At 23, she boasted a diploma in fashion designing from a leading city institute and a job with a call centre in Sector V. Virtual life’s fast lane beckoned, and Sulagna Roy took to it with a vengeance.

Today, she is wanted by various law-enforcing agencies, from California to Calcutta.

Sulagna was arrested early on Friday at her James Long Sarani residence, in the Thakurpukur area, on charges of cheating foreign nationals by using their credit card numbers and going on a shopping spree, online, for a month.

Accused of duping 42 US clients of the call centre she worked in to buy goods worth Rs 2 lakh — everything from a chocolate bar to an air-conditioning machine — Sulagna was produced in Bankshal court and remanded in police custody till September 12.

Gyanwant Singh, deputy commissioner of police (detective department), said the modus operandi proved that the Sulagna knew the ropes of the new-age tech crime.

“She targeted US nationals, convinced that she was out of reach for the American police and that her ‘victims’ would not lodge or pursue complaints over discrepancies in their credit card transactions,” added Singh.

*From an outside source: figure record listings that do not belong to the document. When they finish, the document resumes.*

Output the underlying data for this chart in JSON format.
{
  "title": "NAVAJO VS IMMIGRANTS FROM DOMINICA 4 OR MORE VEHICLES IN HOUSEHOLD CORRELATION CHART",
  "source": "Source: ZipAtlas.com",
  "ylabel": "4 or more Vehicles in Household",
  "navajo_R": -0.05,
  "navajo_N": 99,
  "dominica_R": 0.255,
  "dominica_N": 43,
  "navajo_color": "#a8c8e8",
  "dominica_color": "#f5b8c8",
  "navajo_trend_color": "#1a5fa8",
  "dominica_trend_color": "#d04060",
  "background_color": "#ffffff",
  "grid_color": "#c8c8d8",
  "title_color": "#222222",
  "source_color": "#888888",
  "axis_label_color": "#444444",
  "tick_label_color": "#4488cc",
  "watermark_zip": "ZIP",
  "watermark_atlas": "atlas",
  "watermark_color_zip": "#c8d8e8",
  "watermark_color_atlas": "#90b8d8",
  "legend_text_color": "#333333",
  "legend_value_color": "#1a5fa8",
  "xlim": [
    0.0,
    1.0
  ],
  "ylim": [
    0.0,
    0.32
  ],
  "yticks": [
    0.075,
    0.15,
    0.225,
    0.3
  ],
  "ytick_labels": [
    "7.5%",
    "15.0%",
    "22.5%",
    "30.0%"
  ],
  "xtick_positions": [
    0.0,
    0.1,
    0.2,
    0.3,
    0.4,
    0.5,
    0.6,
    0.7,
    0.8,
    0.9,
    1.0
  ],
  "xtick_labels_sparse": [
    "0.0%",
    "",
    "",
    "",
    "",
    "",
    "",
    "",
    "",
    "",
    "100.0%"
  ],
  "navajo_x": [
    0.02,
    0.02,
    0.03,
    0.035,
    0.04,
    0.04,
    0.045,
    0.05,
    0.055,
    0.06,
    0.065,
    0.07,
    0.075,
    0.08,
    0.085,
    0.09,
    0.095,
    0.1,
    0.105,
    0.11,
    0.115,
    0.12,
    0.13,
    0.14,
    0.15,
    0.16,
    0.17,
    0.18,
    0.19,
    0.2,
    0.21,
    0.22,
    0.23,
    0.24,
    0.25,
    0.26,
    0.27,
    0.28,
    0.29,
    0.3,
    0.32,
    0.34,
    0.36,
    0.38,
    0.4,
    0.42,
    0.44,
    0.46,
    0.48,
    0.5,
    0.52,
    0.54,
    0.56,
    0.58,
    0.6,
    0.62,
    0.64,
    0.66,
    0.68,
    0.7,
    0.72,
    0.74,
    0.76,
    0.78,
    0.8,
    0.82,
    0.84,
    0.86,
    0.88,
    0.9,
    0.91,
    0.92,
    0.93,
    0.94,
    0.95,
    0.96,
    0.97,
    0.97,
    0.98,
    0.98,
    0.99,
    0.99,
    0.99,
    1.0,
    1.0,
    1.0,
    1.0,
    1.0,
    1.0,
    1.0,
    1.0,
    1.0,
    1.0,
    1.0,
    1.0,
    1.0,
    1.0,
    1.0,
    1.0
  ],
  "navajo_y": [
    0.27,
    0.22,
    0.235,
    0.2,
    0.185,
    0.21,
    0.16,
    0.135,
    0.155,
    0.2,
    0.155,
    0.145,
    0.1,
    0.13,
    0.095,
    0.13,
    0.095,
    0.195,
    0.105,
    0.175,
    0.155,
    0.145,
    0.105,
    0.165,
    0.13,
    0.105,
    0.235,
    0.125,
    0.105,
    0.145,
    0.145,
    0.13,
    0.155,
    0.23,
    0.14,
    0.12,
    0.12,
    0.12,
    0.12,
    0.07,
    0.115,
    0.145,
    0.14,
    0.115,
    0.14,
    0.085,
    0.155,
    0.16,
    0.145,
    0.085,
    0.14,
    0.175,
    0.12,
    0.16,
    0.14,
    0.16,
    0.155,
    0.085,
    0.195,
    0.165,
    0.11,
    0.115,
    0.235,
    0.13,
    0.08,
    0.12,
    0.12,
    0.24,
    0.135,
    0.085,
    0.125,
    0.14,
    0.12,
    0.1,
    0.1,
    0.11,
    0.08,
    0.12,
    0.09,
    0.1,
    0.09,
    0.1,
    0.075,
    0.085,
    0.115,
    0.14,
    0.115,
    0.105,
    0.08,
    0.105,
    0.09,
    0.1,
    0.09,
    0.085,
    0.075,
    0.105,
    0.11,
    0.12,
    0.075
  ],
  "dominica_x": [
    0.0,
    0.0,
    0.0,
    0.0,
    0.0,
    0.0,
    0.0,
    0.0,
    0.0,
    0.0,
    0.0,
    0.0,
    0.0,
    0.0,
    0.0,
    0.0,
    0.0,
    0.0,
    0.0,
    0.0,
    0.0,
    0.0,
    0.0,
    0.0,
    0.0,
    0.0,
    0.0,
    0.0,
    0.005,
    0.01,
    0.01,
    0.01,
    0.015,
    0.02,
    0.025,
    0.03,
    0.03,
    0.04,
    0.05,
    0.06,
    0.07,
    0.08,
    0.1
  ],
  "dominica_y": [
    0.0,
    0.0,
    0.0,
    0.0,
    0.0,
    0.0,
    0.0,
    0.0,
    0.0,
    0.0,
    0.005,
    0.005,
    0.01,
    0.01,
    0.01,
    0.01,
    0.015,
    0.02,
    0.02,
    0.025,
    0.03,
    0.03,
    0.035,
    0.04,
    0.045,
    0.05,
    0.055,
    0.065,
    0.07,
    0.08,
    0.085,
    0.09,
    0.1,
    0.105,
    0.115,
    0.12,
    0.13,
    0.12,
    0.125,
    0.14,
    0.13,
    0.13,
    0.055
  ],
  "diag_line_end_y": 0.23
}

Sulagna would sometimes go to a cyber cafe for her online shopping adventure, but most of the time, would use her own laptop to access the desired site, police said.

Naseem Ali of the detective department’s cyber crime wing explained how Sulagna would crack the credit card numbers and codes: “When US clients would contact the call centre for online purchases and disclose their credit card numbers, Sulagna would note them down.”

About a month ago, she started cashing in on the credit cards. “She purchased luxury items like an air-conditioner, microwave oven, cosmetics, saris and jewellery on a California-based shopping site,” said Ali.

When cardholders started complaining about the discrepancies in their credit card statements, police in the US zeroed in on the California-based website. The website authorities, in turn, alerted their India network.

Sudip Kundu, the website’s Calcutta agent, came to Lalbazar police headquarters and lodged a complaint.

Police contacted the suppliers of all the goods purchased on the site and realised that they were delivered to a single address in Thakurpukur.

In a pre-dawn swoop on Friday, they picked up Sulagna from home.